Exclusive Interview: Joshua Winch
What’s your earliest memories of horror movies?
My Dad liked the Horror movies of the 80’s
like House, Critters, Ghoulies, Nightmare on Elm Street, so I grew up with these really campy movies.
When you set out to become an actor, did you have horror in mind?
No, I wanted to do theatre. I had a special fascination with Tennessee Williams, William Inge, Noël Coward, writers of that era. DAVID SHULTZ of Vitagraph Films convinced me to start making Horror.
Is there a moment in time when you thought to yourself, I made it?
No, I don’t know that I ever will.
It has been a great adventure, but every time I win an award or see a copy of a film I have been in seems a bit like a dream to me. The conventions are really unreal…
If you know then what you know now… what advice would you give a younger you?
Don’t ever quit. I will be harder and more rewarding than you can ever imagine.
You are headed to the Houston Horror Film Fest… What are you MOST looking forward to?
Making an many new friends as possible.
It is an unbelievable feeling to get to meet the people that enjoy your work!
How did you think horror fests will be different in this post pandemic world?

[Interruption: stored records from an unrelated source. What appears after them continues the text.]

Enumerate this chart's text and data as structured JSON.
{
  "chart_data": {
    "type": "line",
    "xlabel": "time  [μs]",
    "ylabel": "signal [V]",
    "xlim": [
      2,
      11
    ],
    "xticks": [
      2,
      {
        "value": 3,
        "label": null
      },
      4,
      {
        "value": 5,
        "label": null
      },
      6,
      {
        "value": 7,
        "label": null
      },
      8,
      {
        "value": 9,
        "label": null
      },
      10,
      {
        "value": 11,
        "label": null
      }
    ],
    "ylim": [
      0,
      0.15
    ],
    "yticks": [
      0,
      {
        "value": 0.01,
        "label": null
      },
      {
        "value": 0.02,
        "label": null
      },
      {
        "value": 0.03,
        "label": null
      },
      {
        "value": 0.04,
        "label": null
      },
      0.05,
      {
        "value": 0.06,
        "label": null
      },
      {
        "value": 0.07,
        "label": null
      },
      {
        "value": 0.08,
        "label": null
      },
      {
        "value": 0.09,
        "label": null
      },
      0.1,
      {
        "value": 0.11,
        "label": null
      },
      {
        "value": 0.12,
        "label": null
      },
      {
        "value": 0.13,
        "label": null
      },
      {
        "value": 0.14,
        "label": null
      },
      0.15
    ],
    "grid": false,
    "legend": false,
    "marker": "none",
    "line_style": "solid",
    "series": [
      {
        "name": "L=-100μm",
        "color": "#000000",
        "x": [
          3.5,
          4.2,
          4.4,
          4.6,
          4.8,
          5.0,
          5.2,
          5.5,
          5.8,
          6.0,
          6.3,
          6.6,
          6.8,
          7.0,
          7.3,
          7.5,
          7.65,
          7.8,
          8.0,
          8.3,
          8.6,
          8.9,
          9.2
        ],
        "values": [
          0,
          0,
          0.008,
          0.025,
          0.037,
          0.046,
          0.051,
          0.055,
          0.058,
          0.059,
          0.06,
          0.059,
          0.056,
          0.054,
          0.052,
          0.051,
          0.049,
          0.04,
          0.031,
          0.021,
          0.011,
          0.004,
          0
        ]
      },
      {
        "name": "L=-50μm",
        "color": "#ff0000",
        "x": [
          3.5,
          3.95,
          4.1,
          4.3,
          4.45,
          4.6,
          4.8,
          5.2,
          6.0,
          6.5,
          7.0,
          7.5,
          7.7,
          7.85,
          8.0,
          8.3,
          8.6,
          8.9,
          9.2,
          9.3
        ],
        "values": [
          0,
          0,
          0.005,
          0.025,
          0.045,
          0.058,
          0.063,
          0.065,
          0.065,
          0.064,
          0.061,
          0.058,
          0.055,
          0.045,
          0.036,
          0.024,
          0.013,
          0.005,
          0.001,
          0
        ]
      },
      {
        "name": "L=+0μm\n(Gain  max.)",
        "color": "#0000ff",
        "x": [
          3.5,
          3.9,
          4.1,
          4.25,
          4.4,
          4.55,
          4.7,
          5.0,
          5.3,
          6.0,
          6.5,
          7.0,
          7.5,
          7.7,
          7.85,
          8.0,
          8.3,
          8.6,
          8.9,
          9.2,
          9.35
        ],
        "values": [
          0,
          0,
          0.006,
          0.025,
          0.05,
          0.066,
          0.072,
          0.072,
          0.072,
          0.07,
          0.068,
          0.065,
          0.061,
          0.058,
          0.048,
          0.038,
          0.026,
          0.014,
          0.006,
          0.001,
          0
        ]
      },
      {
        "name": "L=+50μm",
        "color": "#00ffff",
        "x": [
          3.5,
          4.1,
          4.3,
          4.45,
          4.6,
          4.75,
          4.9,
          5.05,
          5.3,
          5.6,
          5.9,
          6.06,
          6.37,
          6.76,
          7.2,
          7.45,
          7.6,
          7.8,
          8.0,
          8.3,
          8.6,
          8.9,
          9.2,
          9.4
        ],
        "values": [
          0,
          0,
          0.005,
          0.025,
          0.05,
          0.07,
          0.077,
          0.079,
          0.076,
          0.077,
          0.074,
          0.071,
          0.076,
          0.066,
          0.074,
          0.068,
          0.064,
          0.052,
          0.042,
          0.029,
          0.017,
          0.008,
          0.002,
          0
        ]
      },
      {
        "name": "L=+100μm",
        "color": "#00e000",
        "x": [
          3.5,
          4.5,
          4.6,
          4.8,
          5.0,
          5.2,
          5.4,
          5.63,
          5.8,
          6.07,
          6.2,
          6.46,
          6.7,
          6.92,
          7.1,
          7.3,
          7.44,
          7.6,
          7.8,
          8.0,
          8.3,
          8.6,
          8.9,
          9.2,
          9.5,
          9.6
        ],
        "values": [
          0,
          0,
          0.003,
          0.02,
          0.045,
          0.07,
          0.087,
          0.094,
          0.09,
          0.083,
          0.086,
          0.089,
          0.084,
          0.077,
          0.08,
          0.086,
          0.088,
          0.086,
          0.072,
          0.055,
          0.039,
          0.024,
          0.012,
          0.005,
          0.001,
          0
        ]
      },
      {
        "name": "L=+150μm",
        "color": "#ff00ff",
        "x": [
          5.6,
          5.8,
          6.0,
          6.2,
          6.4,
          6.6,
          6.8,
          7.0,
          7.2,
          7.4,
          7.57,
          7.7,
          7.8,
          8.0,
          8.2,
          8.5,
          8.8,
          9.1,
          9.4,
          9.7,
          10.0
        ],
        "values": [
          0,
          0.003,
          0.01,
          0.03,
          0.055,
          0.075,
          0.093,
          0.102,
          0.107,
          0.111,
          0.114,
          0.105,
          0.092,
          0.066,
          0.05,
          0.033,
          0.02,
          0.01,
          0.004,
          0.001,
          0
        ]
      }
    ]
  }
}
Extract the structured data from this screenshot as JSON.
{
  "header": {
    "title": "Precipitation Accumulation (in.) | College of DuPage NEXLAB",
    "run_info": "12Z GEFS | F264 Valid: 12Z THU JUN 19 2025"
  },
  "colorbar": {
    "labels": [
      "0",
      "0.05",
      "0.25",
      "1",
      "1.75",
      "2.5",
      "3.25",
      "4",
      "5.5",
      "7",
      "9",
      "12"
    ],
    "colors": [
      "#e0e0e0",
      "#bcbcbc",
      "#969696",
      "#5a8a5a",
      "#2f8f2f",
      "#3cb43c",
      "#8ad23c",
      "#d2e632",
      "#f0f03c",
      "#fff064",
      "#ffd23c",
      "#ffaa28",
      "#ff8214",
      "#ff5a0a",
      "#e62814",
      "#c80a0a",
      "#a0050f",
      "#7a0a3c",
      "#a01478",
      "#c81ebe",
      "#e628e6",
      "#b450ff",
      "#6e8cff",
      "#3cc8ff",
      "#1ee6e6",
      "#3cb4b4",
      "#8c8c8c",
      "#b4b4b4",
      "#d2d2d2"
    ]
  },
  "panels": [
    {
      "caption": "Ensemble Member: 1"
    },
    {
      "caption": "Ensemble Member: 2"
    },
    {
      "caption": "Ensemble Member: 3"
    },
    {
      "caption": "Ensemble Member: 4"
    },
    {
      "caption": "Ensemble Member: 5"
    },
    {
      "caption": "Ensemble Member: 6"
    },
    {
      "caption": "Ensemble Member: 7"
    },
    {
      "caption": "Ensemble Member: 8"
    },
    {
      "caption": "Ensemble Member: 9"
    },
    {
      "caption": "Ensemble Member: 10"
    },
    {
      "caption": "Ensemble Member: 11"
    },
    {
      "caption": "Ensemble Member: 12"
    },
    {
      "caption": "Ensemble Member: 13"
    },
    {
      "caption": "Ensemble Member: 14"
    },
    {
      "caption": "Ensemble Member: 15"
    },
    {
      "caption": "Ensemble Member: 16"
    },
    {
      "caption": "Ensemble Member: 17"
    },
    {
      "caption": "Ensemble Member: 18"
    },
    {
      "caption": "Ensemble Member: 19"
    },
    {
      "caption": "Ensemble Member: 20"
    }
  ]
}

I doubt much will change. Horror fans are mostly very respectful, but I guess they will be wearing masks.
Do you have a favorite character that you’ve played and why?
Remington from the Lake Fear series was probably the most fun. Jase from Micheal Crum’s Fall of Grace was the most challenging. Honestly though I don’t think I have had a more memorable acting experience than the character of Caine in Allegiance of Powers.
Who in the industry would you love to work with?
It is a dream come true every time I get to do a new film. So…EVERYONE
Name a completely off the wall movie you would recommend to someone?
Most of my filmography has been completely off the wall. But as for others.. Hell Baby brings me so much joy
What does the future hold for Joshua Winch?
Abel Berry and Jenn Stone’s Strix and Dr Gift. Charlie Cadillac’s Third Reichenstein, Michael and Gerald Crum’s Bad Folks, Bill Zebub’s Dumb and Dahmer. Fingers crossed, a whole lot more.